Unerwünscht: Drei Brüder aus dem Iran erzählen ihre deutsche Geschichte
Datteln, Feigen, ein nougatähnliches Gebäck namens Gaz , getrocknete Aprikosen und Maulbeeren – wie gerne war ich in Schahmirzad auf die Maulbeerbäume geklettert und hatte sie fast kahl gepflückt –, außerdem Baklava, eine gelbe Süßigkeit namens Sohan , karamellisierter Sesam und ein Berg mundgerecht geschnittener Wassermelone. Eigentlich lief mir schon beim Anblick jeder dieser Köstlichkeiten das Wasser im Mund zusammen, aber trotzdem fasste ich nichts davon an, denn es gab auch meinen vergötterten Adschil . Adschil ist eine Mischung aus getrockneten Nüssen, grünen Rosinen, Pistazien und gerösteten Kürbis- und Wassermelonenkernen. Im Iran hatte ich diese Delikatesse nur ein einziges Mal im Jahr in die Hände bekommen: zu Nouruz , dem persischen Neujahrs- und Frühlingsfest.

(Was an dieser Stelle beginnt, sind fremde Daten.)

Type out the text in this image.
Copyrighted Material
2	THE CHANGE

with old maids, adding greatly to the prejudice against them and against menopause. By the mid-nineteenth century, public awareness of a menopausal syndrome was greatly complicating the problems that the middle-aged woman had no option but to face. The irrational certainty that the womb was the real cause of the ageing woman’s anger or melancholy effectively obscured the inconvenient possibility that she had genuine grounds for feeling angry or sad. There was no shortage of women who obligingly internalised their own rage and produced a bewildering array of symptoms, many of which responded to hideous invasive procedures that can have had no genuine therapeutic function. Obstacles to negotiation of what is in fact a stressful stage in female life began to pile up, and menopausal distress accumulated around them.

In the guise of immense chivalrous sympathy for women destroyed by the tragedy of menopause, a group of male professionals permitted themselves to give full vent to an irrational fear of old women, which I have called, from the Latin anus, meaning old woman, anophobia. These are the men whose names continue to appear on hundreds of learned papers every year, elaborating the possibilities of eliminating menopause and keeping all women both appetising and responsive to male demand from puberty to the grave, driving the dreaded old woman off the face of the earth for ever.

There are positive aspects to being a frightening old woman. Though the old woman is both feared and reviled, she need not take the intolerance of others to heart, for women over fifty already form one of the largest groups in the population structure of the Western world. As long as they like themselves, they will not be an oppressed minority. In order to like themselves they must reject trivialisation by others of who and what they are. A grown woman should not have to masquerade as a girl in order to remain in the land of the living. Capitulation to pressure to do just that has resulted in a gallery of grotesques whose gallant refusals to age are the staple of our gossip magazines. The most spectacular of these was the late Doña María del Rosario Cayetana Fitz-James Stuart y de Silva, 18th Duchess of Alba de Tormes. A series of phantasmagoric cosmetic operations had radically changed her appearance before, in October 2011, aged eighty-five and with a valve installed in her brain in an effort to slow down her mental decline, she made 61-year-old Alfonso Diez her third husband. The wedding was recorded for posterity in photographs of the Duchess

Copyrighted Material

Seit unserer Flucht nach Deutschland war sogar das ausgefallen. Aber jetzt konnte ich alles nachholen, denn vor mir auf dem Tisch stand eine große Schüssel voller Adschil . Am liebsten hätte ich sie auf den Schoss genommen und daraus gemümmelt, doch sie wurde von strengen Augen bewacht. Eine Oma mit runzligem und mürrischem Gesicht verfolgte jede meiner Bewegungen. Das war typisch! Solche Leckerbissen wurden immer von alten Menschen behütet – als wäre das der natürliche Gang des Lebens. Selbst aßen sie nichts, aber gönnten es auch nicht den anderen – zumindest nicht denjenigen, die in ihren Augen noch Kinder waren. Schon beim ersten Mal, als ich glücklich in die Schüssel gegriffen hatte, war ich von ihr brummig ermahnt worden: » Bi-adabi-e! « – Lass erst die Erwachsenen essen! Ich hatte ihr zugenickt und mich artig auf meinen Stuhl gesetzt. Aber das war bloß eine raffinierte Täuschung. Das jahrelange Ringen um die Schüssel hatte mich die Schwachstelle aller iranischen Omas gelehrt: ihre Blase. Und weil sie außerdem notorische Teetrinker waren, musste ich nur geduldig warten, bis ich mir die Hosentaschen vollstopfen konnte.
Heute kam mir dieses Spielchen sehr gelegen, denn so verging die Zeit schneller. In mir breitete sich eine unkontrollierbare Vorfreude aus. Mit jeder Minute, die ich am Tisch saß, wurde meine Aufregung größer und ließ sich auch mit Nüssen und Früchten nicht beschwichtigen. Zweieinhalb lange Jahre hatte ich darauf gewartet und gleich war es so weit – unsere Familie würde wieder komplett sein. Pedar hatte es endlich nach Deutschland geschafft. Er hatte einen Schlepper gefunden, der ihn zu uns bringen konnte.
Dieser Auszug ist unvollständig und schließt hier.